Error Forward-Propagation: Reusing Feedforward Connections to Propagate Errors in Deep Learning

We introduce Error Forward-Propagation, a biologically plausible mechanism to propagate error feedback forward through the network. Architectural constraints on connectivity are virtually eliminated for error feedback in the brain; systematic backward connectivity is not used or needed to deliver error feedback. Feedback as a means of assigning credit to neurons earlier in the forward pathway for their contribution to the final output is thought to be used in learning in the brain. How the brain solves the credit assignment problem is unclear. In machine learning, error backpropagation is a highly successful mechanism for credit assignment in deep multilayered networks. Backpropagation requires symmetric reciprocal connectivity for every neuron. From a biological perspective, there is no evidence of such an architectural constraint, which makes backpropagation implausible for learning in the brain. This architectural constraint is reduced with the use of random feedback weights.
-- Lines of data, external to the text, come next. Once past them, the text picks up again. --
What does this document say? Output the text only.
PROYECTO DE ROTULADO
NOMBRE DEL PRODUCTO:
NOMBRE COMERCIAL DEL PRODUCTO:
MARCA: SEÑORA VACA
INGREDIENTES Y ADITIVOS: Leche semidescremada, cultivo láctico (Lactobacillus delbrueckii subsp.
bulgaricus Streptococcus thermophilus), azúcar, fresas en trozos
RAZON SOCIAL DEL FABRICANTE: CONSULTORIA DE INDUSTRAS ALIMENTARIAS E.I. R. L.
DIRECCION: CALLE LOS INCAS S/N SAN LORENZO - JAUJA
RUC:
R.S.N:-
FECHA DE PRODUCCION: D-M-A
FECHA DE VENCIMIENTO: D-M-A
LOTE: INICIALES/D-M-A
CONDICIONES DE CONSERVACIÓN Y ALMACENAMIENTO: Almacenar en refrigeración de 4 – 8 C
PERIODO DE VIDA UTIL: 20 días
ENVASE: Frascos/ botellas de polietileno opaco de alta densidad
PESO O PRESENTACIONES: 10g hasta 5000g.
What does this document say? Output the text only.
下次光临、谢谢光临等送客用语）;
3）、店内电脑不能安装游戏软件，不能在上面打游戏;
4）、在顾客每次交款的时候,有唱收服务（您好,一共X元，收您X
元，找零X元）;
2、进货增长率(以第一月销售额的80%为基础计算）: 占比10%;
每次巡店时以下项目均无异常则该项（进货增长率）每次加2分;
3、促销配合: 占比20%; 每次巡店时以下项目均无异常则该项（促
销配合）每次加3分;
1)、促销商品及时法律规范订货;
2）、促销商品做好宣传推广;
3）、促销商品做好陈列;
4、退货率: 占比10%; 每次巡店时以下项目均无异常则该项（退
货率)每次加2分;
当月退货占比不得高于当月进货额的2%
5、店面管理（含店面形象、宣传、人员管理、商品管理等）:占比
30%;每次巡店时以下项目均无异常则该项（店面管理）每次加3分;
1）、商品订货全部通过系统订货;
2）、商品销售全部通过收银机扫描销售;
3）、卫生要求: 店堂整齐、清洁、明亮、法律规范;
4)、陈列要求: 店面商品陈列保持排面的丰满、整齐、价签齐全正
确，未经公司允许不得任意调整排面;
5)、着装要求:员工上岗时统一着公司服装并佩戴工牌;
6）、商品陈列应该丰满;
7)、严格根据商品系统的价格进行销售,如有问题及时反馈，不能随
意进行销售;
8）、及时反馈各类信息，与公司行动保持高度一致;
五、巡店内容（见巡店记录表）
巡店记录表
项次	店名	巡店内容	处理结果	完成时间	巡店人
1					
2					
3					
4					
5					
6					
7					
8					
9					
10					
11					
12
Models using random feedback weights require backward connectivity patterns for every neuron, but avoid symmetric weights and reciprocal connections. In this paper, we practically remove this architectural constraint, requiring only a backward loop connection for effective error feedback. We propose reusing the forward connections to deliver the error feedback by feeding the outputs into the input receiving layer. This mechanism, Error Forward-Propagation, is a plausible basis for how error feedback occurs deep in the brain independent of and yet in support of the functionality underlying intricate network architectures. We show experimentally that recurrent neural networks with two and three hidden layers can be trained using Error Forward-Propagation on the MNIST and Fashion MNIST datasets, achieving $1.90\%$ and $11\%$ generalization errors respectively.